Morrison has written a highly engaging account of Prokofiev's life and works during the Soviet years, filled with revealing anecdotes, cogent analyses of the major works and extensive documentation. Particularly notable is his narration of the great artistic collaboration between Prokofiev and film director Sergei Eisenstein and his discussions of the operas Semyon Kotko and War and Peace. Prokofiev labored on War and Peace over the last decade of his life, continually faced with governmental demands for revisions. Morrison's analysis raises the curious notion that in a few particular instances War and Peace benefited from this outside interference and became a stronger work. However, these serendipitous moments were few and far between.

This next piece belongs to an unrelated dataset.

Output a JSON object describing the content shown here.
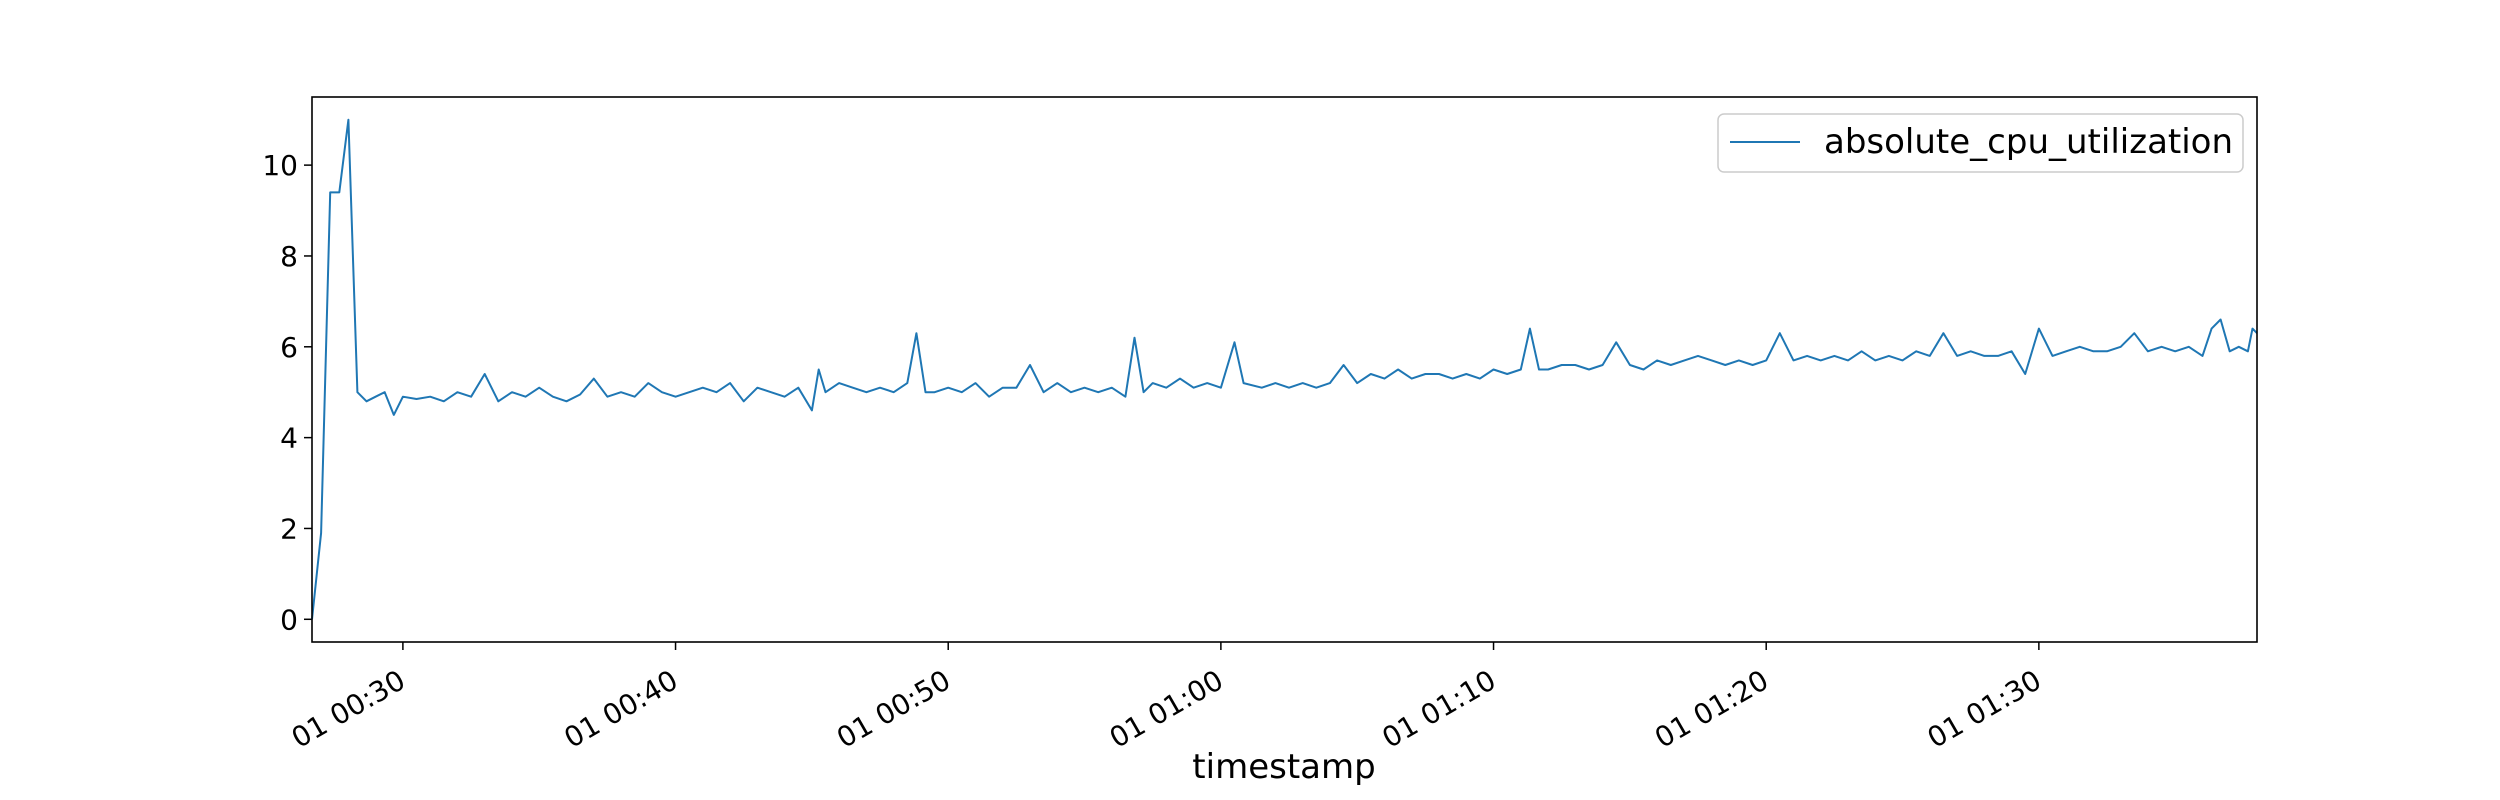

The People's Artist unequivocally is and will remain the definitive study of Prokofiev's later years. It leaves the reader with an enhanced respect for Prokofiev as a brilliant composer as well as a man who continued to persevere artistically despite inhuman pressures. It brilliantly recalls the horrors of Stalinism without devolving into an ideological screed. Music scholars and lay people alike will enjoy and benefit from reading it.